In diesem Muster geht es immer an der Gratkante weiter. Einen Aufschwung, den Joseph vogelwild mit eingen hundert Metern Luft unter der Sohle in der Nordseite gewinnt, umgehe ich wenige Meter in die Südflanke (Steintalseite) absteigend (keine Fotos).
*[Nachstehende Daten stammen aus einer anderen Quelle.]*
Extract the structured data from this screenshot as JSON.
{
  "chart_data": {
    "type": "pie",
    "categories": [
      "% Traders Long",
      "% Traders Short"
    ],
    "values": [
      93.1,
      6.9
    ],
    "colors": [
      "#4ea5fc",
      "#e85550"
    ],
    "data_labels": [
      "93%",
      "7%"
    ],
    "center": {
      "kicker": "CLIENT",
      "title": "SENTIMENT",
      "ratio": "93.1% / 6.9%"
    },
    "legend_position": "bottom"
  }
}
Weiterer Aufschwung an den Abbrüchen der aufgeschichteten Platten
 
Ein weiterer Aufschwung wird über eine plattige Stelle, die mit einer Bandschlinge entschärft ist (III/III+), erstiegen. Die Schwierigkeit umfasst nur einen Zug, allerdings muss man sich bei normaler Körpergröße gut nach dem lösenden Griff strecken (oder in die Schlinge greifen).
 

Weiterer plattiger Abstieg


Steintalschneid, dahinter Hocheisspitze, Hinterberghorn und Hocheishörnl

Loferer Steinberge hinter Steintal
 
Allmählich zeigt sich erstes Gras an der Schneid ...

 
... und nach links (Abstiegsrichtung; im Bild nach rechts) könnte man durch schroffige Rinnen ins Steintal absteigen.

Rückblick Abstieg an der Schneid im letzten Drittel
 
Wir bleiben der Schneid treu ...

 
... und klettern eine letzte, ausgesetzte Kante (III-) mit abermals zweifelhafter Gesteinsqualität ab.


 
Schlußendlich verlassen wir die Schneid auf Wiesen an der Latschengrenze.

Bei den Wiesen unten verlassen wir die Schneid.

Blick Richtung Hintersee

Rückblick von der Wiesenfläche zu den letzten Felsmetern.
 
Obwohl der Plan vorsieht, ins Steintal abzusteigen, lassen wir uns von guten Gamslatschengassen leiten und gelangen so ohne Latschenkampf immer weiter auf die Ofentalseite, ...

 
... in der wir von Band zu Band in steilem Geläuf weglos absteigend ...



 
... bald den Talboden und somit den Steig des morgendlichen Aufstiegs erreichen.

Abstiegsflanke Ofentalschneid (Vorsicht: Steiles, wegloses Steilschrofengelände in brüchigem Fels! Nur bei guter Wegfindungsgabe und Trockenheit unkompliziert begehbar.)